Uma Krishnaswami Very much so, very much so. I think writers reflect the spaces they live in. And so, I've got a follow up to Monsoon that has just been accepted and it will be about climate change and its impact on mangoes. So, the story will be about a child whose family grow mangoes. And the kids are worried about the tree because there's been, you know, shifts in the weather, unseasonal rain and then cold when it shouldn’t be, sudden heat and dry when it shouldn’t be. And what’s that going to do to the tree and to the mangoes? So, yeah. How can it not, right? I mean, the sequel to Out of the Way! Out of the Way! is a picturebook called Look! Look!, and it is also about water, and it’s in many ways a sort of mirror image to Out of the Way! Out of the Way! It talks about a girl finding rocks in a field and then digging down, and they uncover a historic construction, and then they clean it up, and then the rain falls. And so, it is also very much of the time. And it you can't not do that. You have to respond to what you see happening around you. I have a dystopian, I think it will be, I don't know what it's gonna be, middle grade, YA, something. And it is a dystopian verse novel, and it's kind of struggling to express itself, and I think there will be some things happening there, that it will be post a major climate crisis in a near, not-so-far future, with kids who are picking up the pieces and living in the ruins of buildings like perhaps the Library of Congress, so we'll see where that goes.

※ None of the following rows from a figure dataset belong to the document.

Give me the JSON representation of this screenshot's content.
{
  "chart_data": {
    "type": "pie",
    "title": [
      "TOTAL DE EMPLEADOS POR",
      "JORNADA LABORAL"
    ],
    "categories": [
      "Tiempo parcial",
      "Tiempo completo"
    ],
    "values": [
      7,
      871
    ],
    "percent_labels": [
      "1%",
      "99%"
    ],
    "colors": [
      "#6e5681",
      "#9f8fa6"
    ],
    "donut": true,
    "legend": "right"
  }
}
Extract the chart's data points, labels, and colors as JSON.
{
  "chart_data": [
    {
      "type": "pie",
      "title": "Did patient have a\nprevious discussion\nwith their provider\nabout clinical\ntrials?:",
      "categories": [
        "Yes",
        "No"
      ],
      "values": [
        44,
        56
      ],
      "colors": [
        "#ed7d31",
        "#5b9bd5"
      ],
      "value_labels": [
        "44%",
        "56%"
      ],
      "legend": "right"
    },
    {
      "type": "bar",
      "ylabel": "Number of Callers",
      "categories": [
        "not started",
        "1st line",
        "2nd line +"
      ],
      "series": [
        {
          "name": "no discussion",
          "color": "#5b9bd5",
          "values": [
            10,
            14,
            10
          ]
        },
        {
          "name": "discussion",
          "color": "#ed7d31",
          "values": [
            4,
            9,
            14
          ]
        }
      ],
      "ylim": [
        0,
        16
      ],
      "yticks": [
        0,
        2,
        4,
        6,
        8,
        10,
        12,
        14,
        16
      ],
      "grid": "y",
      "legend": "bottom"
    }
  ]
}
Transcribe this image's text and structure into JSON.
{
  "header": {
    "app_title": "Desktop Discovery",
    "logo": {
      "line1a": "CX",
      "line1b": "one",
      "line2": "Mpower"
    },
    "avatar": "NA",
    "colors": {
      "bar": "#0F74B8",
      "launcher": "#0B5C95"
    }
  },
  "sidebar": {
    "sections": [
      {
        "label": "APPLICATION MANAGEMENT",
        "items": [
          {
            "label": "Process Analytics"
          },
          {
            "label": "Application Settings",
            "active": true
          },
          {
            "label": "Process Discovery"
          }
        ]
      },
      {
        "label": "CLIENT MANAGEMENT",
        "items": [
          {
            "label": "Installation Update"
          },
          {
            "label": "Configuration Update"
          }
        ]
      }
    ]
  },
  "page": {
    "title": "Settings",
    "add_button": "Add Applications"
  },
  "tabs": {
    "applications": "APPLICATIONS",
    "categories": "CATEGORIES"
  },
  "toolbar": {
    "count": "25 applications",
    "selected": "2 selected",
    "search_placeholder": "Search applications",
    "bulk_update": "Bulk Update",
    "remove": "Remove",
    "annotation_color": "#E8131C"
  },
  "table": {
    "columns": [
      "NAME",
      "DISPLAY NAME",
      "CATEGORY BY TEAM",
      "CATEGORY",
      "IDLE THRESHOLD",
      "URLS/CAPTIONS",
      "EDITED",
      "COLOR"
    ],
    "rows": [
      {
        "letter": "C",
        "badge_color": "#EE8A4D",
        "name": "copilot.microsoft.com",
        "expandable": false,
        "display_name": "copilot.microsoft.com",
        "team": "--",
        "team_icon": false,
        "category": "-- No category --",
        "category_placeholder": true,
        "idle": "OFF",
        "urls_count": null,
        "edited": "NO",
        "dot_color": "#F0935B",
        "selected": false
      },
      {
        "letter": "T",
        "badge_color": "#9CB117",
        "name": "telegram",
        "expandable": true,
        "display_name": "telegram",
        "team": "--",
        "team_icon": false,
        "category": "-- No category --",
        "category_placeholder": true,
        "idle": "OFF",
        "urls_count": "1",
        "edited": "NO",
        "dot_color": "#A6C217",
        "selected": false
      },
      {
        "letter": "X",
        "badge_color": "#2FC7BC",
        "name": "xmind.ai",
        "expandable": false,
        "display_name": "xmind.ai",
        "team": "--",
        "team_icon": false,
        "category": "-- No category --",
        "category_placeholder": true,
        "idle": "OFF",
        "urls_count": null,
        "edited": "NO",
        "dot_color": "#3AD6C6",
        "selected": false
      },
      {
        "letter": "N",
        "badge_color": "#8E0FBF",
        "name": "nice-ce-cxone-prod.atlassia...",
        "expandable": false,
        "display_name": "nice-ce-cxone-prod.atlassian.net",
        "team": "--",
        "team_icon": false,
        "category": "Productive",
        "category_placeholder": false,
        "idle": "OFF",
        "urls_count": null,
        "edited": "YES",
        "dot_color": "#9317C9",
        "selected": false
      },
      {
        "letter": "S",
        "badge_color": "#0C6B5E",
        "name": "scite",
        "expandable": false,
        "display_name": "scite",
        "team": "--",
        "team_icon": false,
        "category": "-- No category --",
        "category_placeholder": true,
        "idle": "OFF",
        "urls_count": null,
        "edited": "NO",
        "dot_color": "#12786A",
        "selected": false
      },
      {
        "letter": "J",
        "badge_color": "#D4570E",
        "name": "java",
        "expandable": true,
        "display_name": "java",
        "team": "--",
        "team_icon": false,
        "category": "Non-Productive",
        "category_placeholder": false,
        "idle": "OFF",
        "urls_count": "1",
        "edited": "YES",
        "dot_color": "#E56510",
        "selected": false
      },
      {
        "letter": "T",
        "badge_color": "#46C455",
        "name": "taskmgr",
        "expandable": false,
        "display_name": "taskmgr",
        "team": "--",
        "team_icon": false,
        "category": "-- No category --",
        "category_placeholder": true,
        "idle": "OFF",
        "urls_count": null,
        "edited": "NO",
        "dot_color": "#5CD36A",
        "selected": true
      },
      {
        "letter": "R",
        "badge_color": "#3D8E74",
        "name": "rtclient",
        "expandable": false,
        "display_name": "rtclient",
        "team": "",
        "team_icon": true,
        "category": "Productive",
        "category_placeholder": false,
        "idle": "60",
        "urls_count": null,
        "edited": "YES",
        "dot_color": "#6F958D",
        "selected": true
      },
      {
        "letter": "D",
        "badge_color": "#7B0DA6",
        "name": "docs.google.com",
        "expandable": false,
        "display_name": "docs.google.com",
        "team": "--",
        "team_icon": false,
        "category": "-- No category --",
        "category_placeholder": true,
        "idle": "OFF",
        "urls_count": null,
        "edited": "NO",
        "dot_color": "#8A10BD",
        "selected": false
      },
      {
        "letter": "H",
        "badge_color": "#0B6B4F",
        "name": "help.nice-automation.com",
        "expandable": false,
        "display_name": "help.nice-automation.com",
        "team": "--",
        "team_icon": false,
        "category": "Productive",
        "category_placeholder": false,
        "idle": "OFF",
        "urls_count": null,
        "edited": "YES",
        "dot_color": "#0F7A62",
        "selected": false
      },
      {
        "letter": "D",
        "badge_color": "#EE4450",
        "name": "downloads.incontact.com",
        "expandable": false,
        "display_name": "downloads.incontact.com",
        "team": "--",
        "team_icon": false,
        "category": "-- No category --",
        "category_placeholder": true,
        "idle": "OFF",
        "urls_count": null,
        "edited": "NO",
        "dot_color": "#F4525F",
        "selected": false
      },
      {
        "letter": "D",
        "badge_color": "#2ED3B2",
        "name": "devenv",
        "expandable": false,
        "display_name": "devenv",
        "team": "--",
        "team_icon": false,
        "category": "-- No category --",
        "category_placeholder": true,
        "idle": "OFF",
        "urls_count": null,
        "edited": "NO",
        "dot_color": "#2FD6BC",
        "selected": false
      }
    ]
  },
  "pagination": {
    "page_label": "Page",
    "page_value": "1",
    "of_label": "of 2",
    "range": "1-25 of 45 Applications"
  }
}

Sabrina Beaton How do you walk the line between hope and fear?
Uma Krishnaswami Oh, God! Well, I kind of bounce from one to the other. You have to, right? I mean, there are days when I think this is all, it's just all going downhill. There's no hope for anything. Why am I even bothering? But then there are days when I think well, there are children in the world, and what is to happen to them? You can't stop. You have to keep putting one foot in front of the other because there are kids, and they didn't create this. So, how can you not.
Sabrina Beaton Yeah, exactly. How much negative or fearful content are you comfortable putting in a book for children, without it being overboard?
Uma Krishnaswami Yeah. Well, you don't know until you start writing. You know my work so far has been for younger children and I have not gone towards overly scary. I tend to not write, you know, horror. It's not me. But I think I would feel interested, I’d be very interested to see what a fantasy story would turn out to be in my hands. I mean, that’s something I’m really curious about, and I’d like to play with. And then I think I might go to some scarier places with that. I think that this dystopian one certainly is heading there.
Sabrina Beaton You’ve mentioned in another interview that if you had to pick one book of yours that you would fight to keep in print, you would chose The Broken Tusk?
Uma Krishnaswami Ah, right. Sabrina Beaton I’m wondering, if you— Uma Krishnaswami [Laughs] That might have changed since then. Can I pick two books?
Sabrina Beaton Yeah, yeah! Well, I'm wondering specifically which picturebook of yours you would fight to keep in print.
Uma Krishnaswami Ahh. I think, Out of the Way. Maybe. It just feels like a very complete story for me. And it was also, I think, you know, I think I leaned for years towards thinking. Oh, The Broken Tusk was like my formative book. That was the book that taught me how to write. Well, I think in a real way Out of the Way taught me about writing a picturebook my way. Taught me to say I can, I can look past, I can ignore, I can override concerns about quietness and lack of plot, and I can do this the way I want to, and it will still be okay. So, it shaped me as a writer.
Sabrina Beaton What main message does it offer to readers?
Uma Krishnaswami I think that you can push through. You can survive. And to me, that's a very important message. It's even more important today than it was in 2012 when that book came out.